Thursday, December 18 marks probably the most important press conference of Vladimir Putin’s political career as president of the Russian Federation. One thing is certain, he has amazing publicists and isn’t afraid of touting his successes and blaming others for the failures:
But with a currency at almost free fall levels and oil prices far below state-projected revenue levels–just what is he going to do about it?
My own speculation for the past year has been that Putin only had to hold out until the winter for everything to blow over with the political nightmare in the Ukraine. Russian strategy has always been tied to the winter–today is no different. Large parts of Eastern Europe (and even central Europe) are dependent on Russian oil and gas for heating–sanctions were simply not going to last past the need for keeping the public’s homes warm.

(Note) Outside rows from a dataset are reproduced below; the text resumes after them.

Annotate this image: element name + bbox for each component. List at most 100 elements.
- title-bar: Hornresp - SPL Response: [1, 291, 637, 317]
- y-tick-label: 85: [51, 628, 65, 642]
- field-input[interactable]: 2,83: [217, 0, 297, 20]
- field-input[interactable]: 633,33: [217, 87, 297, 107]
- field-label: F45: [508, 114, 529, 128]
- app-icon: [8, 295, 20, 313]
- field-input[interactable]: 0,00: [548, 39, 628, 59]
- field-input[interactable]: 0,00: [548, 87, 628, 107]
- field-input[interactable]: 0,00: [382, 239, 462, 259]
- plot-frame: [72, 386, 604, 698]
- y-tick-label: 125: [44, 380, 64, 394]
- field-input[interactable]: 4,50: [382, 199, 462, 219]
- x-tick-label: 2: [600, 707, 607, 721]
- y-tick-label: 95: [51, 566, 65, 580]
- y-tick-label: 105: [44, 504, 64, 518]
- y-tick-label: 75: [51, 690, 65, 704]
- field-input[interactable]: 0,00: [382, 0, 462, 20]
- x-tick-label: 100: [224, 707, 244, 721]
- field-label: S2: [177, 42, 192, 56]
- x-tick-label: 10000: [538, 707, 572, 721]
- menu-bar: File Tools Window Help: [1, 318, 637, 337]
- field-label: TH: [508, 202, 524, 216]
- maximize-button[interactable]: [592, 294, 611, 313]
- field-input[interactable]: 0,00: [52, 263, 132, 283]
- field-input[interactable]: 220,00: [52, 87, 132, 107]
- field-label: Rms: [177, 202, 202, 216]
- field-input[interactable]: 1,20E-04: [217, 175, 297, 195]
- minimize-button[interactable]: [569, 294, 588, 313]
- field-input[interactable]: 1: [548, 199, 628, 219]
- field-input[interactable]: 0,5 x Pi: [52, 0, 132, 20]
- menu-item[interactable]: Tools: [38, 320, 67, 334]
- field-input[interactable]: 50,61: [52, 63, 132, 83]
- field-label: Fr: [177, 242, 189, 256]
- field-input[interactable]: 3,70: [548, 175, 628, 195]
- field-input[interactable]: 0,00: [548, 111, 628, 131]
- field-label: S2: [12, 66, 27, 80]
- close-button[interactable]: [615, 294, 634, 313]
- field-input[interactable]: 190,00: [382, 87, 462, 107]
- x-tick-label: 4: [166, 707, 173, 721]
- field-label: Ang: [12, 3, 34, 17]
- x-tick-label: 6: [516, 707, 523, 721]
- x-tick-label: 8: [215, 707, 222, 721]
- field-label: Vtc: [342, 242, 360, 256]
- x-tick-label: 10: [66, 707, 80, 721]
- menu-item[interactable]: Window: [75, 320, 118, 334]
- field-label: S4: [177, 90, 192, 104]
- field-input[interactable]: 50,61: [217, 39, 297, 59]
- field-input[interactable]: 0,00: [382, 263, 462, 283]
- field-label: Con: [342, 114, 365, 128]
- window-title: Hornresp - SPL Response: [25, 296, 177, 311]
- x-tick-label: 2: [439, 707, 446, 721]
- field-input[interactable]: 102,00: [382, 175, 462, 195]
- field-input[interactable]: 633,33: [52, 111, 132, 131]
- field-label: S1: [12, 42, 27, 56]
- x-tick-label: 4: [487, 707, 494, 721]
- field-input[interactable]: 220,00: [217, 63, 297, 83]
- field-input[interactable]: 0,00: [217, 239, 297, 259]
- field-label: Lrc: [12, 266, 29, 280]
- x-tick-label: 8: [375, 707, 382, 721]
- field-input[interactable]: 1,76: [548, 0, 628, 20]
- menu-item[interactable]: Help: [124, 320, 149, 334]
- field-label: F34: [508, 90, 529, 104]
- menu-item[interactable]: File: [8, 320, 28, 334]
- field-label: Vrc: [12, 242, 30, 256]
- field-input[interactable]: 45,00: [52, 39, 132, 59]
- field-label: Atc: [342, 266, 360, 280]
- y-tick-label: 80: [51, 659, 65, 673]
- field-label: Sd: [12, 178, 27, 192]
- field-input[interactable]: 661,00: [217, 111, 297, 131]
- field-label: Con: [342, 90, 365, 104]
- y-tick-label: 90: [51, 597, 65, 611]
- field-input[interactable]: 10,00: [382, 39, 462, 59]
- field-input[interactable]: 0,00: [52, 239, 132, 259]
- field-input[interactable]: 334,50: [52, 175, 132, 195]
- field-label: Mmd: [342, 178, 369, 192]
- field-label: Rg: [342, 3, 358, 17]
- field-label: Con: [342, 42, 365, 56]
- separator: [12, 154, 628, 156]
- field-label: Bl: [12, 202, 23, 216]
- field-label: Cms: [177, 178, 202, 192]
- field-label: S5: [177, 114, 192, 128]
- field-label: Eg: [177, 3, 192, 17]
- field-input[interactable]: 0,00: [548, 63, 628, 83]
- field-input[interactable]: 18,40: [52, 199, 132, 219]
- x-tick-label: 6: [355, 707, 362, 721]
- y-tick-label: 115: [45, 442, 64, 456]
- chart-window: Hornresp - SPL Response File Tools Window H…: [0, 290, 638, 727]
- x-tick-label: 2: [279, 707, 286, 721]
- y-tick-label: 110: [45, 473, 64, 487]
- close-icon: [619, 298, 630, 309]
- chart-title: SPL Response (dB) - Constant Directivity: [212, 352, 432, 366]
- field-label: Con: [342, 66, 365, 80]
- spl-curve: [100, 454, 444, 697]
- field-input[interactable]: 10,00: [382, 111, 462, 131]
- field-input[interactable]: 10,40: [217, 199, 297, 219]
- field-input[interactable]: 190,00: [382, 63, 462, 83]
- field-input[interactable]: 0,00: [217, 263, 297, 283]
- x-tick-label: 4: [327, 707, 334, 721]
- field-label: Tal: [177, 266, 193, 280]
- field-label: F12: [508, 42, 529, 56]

I’m interested in the press conference tomorrow. Putin has always been a slippery character–nothing ever holds him down. But his policies in the Ukraine, Crimea, and Syria have backed him into a corner where he’d have to play his final ace in energy–and that ace is losing power fast.
Eastern Europe is still going to need the energy this year–but at incredibly lower prices in hard currency (transactions of oil are almost always denominated in dollars). Real injections of hard currency is going to be the only answer to the currency crisis.
And to make matters worse–he has even more foreign policy fires to put out.
The Ukraine is still far from over–with congressional approval for even more sanctions being signed into law by President Obama this week.
ISIS has been making a deliberate attempt to move into Chechnya, with some sources estimating thousands of Chechen fighters already operating with ISIS in Syria and Iraq. The Islamic State making an overt move on Chechnya (while definitely splitting the continuity of their territory) would be a significant advancement for the movement against a world power.
ISIS in Syria continues to jeopardize Russian naval activities in the Mediterranean, with Russia having a “Material-Technical Support Point” (usually just known as a “base,” but that’s politics) in Tartus.
And probably the most significant political insult–Obama’s announcement about beginning normalization with Cuba.
It seems rather unlikely that the announcement of better Cuban/US relations was anything but exploiting Russia’s current weakness–what better time to snatch away their most significant ally in the Western Hemisphere?
Putin has a lot to answer for–but he is also trapped and dangerous. There’s simply no way to predict what he’s going to say tomorrow.